Favorable and unfavorable views of the ACA overall were tied this month, with 42 percent holding each view. Compared to when most of the law’s provisions were just taking effect in early 2014, more now say their impression of the law is based on their own experience (35% now, up from 23% in February 2014), while fewer say it is based on what they’ve seen in the media (30% now, down from 44% in February 2014).
The survey also probes the public’s experiences with drug advertisements. A large majority (82%) report they’ve seen or heard such advertising, and 28 percent say they have talked with a doctor about a specific drug they saw advertised.
One in eight adults (12%) say they were given a specific drug after asking a doctor about its advertisements;15 percent say the doctor recommended changes in their behavior or lifestyle;14 percent say the doctor recommended a different prescription drug, and 11 percent say the doctor recommended an over-the-counter option. These findings are similar to the results of previous Kaiser polling in 2008.
About half of the public (51%) say prescription drug advertising is mostly a good thing. Half (50%) also say drug advertisements do a good or excellent job of telling consumers which condition or disease the drug is designed to treat, and nearly as many say the ads do at least a good job telling consumers about the potential benefits (47%) and potential side effects (44%).

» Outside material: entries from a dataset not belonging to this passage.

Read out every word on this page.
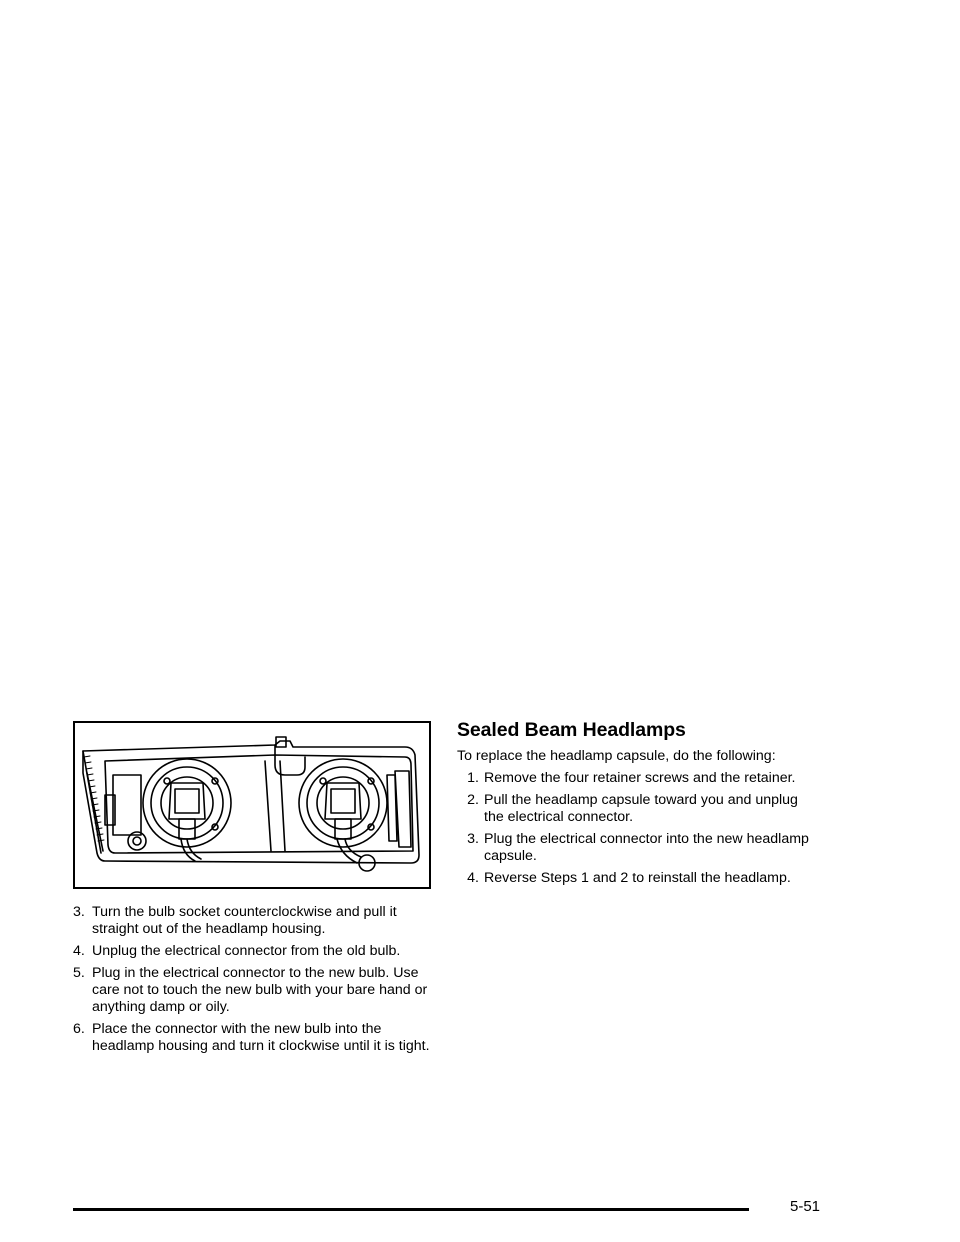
3. Turn the bulb socket counterclockwise and pull it straight out of the headlamp housing.
4. Unplug the electrical connector from the old bulb.
5. Plug in the electrical connector to the new bulb. Use care not to touch the new bulb with your bare hand or anything damp or oily.
6. Place the connector with the new bulb into the headlamp housing and turn it clockwise until it is tight.
Sealed Beam Headlamps

To replace the headlamp capsule, do the following:

1. Remove the four retainer screws and the retainer.
2. Pull the headlamp capsule toward you and unplug the electrical connector.
3. Plug the electrical connector into the new headlamp capsule.
4. Reverse Steps 1 and 2 to reinstall the headlamp.
5-51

The poll also finds a majority (57%) believes that drug companies spend too much money advertising to patients. A similar majority says the same about money spent marketing to doctors (62%), and two thirds (67%) say drug companies have a lot of influence over what doctors prescribe to their patients. In addition, 89 percent of the public favor having the Food and Drug Administration review drug ads for accuracy and clarity before the public sees them, something it does not do now.
The poll was designed and analyzed by public opinion researchers at the Kaiser Family Foundation and was conducted from October 14 to 20, 2015 among a nationally representative random digit dial telephone sample of 1,203 adults. Interviews were conducted in English and Spanish by landline (481) and cell phone (722). The margin of sampling error is plus or minus 3 percentage points for the full sample. For results based on subgroups, the margin of sampling error may be higher.